Parc encompasses two domains linked to the ubiquitin-conjugating cascade. One shares significant sequence homology with Cullin-7, an E3-ubiquitin-ligase, and the second resembles Parkin, another E3-ubiquitin-ligase, mutations in which are linked with an early-onset familial form of Parkinson's Disease. Structural information on Parkin would reveal how the mutations cause Parkinsonism and provide a scaffold for designing therapeutics to restore the function of Parkin.

A long-term research goal is to understand protein regulation in the brain, and implications in neurodegeneration and cell-cycle control. Specifically how, on a detailed molecular level, does Parc anchor p53 in the cytoplasm? How does Mdm2 regulate both p53 and synaptic proteins and what are the implications of these activities on protein regulation in the brain? How does the disruption of the normal function of Parkin lead to Parkinson's Disease? What are the mechanisms by which components of the ubiquitin-conjugation cascade effect protein regulation and cell-cycle control within the brain, and how do these control systems compare to those found in other organs?

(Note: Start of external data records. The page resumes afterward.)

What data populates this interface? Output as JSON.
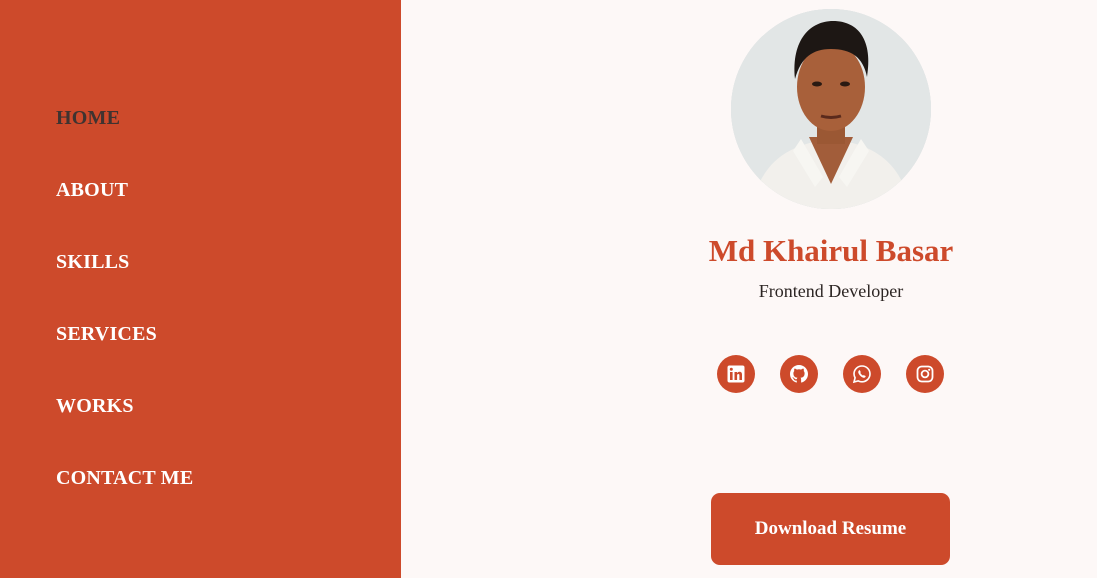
{
  "nav": {
    "items": [
      {
        "label": "HOME",
        "active": true
      },
      {
        "label": "ABOUT",
        "active": false
      },
      {
        "label": "SKILLS",
        "active": false
      },
      {
        "label": "SERVICES",
        "active": false
      },
      {
        "label": "WORKS",
        "active": false
      },
      {
        "label": "CONTACT ME",
        "active": false
      }
    ]
  },
  "profile": {
    "name": "Md Khairul Basar",
    "role": "Frontend Developer",
    "avatar_icon": "profile-photo"
  },
  "socials": [
    {
      "icon": "linkedin-icon"
    },
    {
      "icon": "github-icon"
    },
    {
      "icon": "whatsapp-icon"
    },
    {
      "icon": "instagram-icon"
    }
  ],
  "actions": {
    "resume_label": "Download Resume"
  },
  "colors": {
    "accent": "#cd4a2b",
    "background": "#fdf8f7",
    "active_nav_text": "#3f3330",
    "nav_text": "#ffffff"
  }
}
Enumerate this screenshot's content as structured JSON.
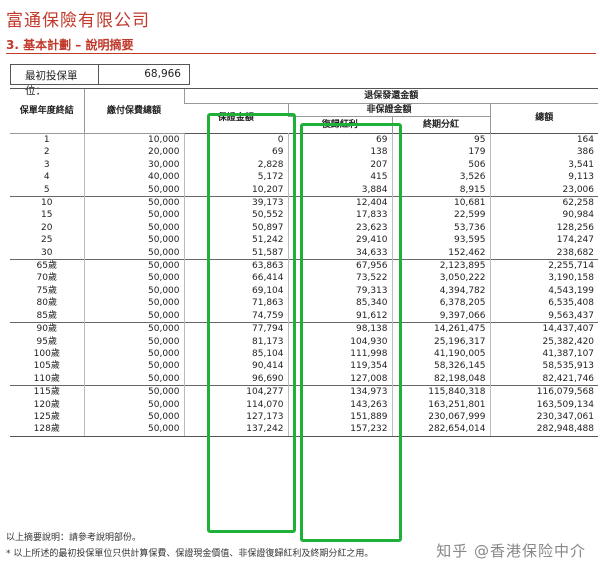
{
  "header": {
    "company": "富通保險有限公司",
    "section": "3.  基本計劃 – 說明摘要"
  },
  "units": {
    "label": "最初投保單位",
    "colon": "：",
    "value": "68,966"
  },
  "table": {
    "col_year_end": "保單年度終結",
    "col_premium": "繳付保費總額",
    "col_surrender": "退保發還金額",
    "col_guaranteed": "保證金額",
    "col_nonguaranteed": "非保證金額",
    "col_reversionary": "復歸紅利",
    "col_terminal": "終期分紅",
    "col_total": "總額",
    "groups": [
      [
        [
          "1",
          "10,000",
          "0",
          "69",
          "95",
          "164"
        ],
        [
          "2",
          "20,000",
          "69",
          "138",
          "179",
          "386"
        ],
        [
          "3",
          "30,000",
          "2,828",
          "207",
          "506",
          "3,541"
        ],
        [
          "4",
          "40,000",
          "5,172",
          "415",
          "3,526",
          "9,113"
        ],
        [
          "5",
          "50,000",
          "10,207",
          "3,884",
          "8,915",
          "23,006"
        ]
      ],
      [
        [
          "10",
          "50,000",
          "39,173",
          "12,404",
          "10,681",
          "62,258"
        ],
        [
          "15",
          "50,000",
          "50,552",
          "17,833",
          "22,599",
          "90,984"
        ],
        [
          "20",
          "50,000",
          "50,897",
          "23,623",
          "53,736",
          "128,256"
        ],
        [
          "25",
          "50,000",
          "51,242",
          "29,410",
          "93,595",
          "174,247"
        ],
        [
          "30",
          "50,000",
          "51,587",
          "34,633",
          "152,462",
          "238,682"
        ]
      ],
      [
        [
          "65歲",
          "50,000",
          "63,863",
          "67,956",
          "2,123,895",
          "2,255,714"
        ],
        [
          "70歲",
          "50,000",
          "66,414",
          "73,522",
          "3,050,222",
          "3,190,158"
        ],
        [
          "75歲",
          "50,000",
          "69,104",
          "79,313",
          "4,394,782",
          "4,543,199"
        ],
        [
          "80歲",
          "50,000",
          "71,863",
          "85,340",
          "6,378,205",
          "6,535,408"
        ],
        [
          "85歲",
          "50,000",
          "74,759",
          "91,612",
          "9,397,066",
          "9,563,437"
        ]
      ],
      [
        [
          "90歲",
          "50,000",
          "77,794",
          "98,138",
          "14,261,475",
          "14,437,407"
        ],
        [
          "95歲",
          "50,000",
          "81,173",
          "104,930",
          "25,196,317",
          "25,382,420"
        ],
        [
          "100歲",
          "50,000",
          "85,104",
          "111,998",
          "41,190,005",
          "41,387,107"
        ],
        [
          "105歲",
          "50,000",
          "90,414",
          "119,354",
          "58,326,145",
          "58,535,913"
        ],
        [
          "110歲",
          "50,000",
          "96,690",
          "127,008",
          "82,198,048",
          "82,421,746"
        ]
      ],
      [
        [
          "115歲",
          "50,000",
          "104,277",
          "134,973",
          "115,840,318",
          "116,079,568"
        ],
        [
          "120歲",
          "50,000",
          "114,070",
          "143,263",
          "163,251,801",
          "163,509,134"
        ],
        [
          "125歲",
          "50,000",
          "127,173",
          "151,889",
          "230,067,999",
          "230,347,061"
        ],
        [
          "128歲",
          "50,000",
          "137,242",
          "157,232",
          "282,654,014",
          "282,948,488"
        ]
      ]
    ]
  },
  "notes": {
    "line1": "以上摘要說明：請參考說明部份。",
    "line2": "*  以上所述的最初投保單位只供計算保費、保證現金價值、非保證復歸紅利及終期分紅之用。"
  },
  "watermark": "知乎 @香港保险中介",
  "colors": {
    "title": "#c0392b",
    "highlight": "#1fb03a"
  }
}
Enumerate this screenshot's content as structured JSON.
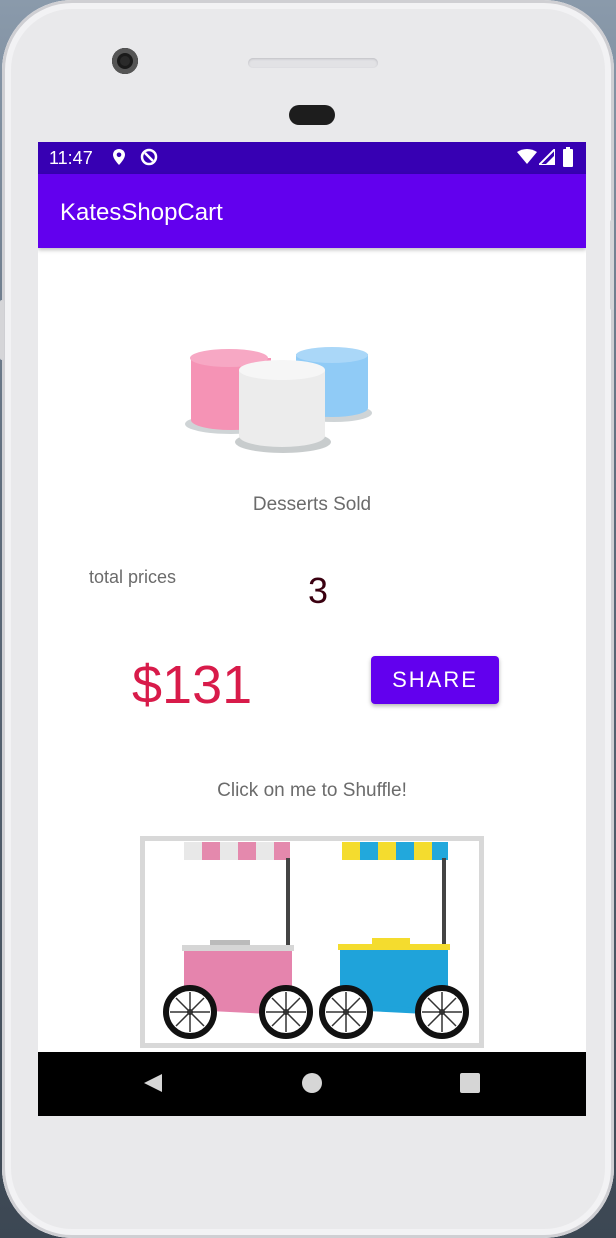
{
  "status_bar": {
    "time": "11:47",
    "icons": [
      "location-icon",
      "sync-icon",
      "wifi-icon",
      "signal-icon",
      "battery-icon"
    ]
  },
  "app_bar": {
    "title": "KatesShopCart"
  },
  "dessert": {
    "image_icon": "marshmallow-image",
    "sold_label": "Desserts Sold",
    "count": "3"
  },
  "totals": {
    "label": "total prices",
    "revenue": "$131"
  },
  "share_button": {
    "label": "SHARE"
  },
  "shuffle": {
    "label": "Click on me to Shuffle!",
    "image_icon": "dessert-carts-image"
  },
  "navigation": {
    "buttons": [
      "back-icon",
      "home-icon",
      "recents-icon"
    ]
  },
  "colors": {
    "status_bar": "#3700b3",
    "app_bar": "#6200ee",
    "accent": "#6200ee",
    "revenue_text": "#d81b4a",
    "count_text": "#3a0010"
  }
}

The mechanisms of protein regulation systems within the brain are poorly understood. As well as the specialised requirement to maintain many of the cells in a post-mitotic state, the pathogenesis of many neurodegenerative diseases suggests that the destruction of abnormally folded and unfolded protein is a critical aspect of protein control in the brain. Dissection of the molecular mechanisms controlling protein turnover will not only enhance our understanding of these critical systems, but will also provide scaffolds for the design of therapeutics to target diseases, specifically Parkinson's Disease and neuroblastoma.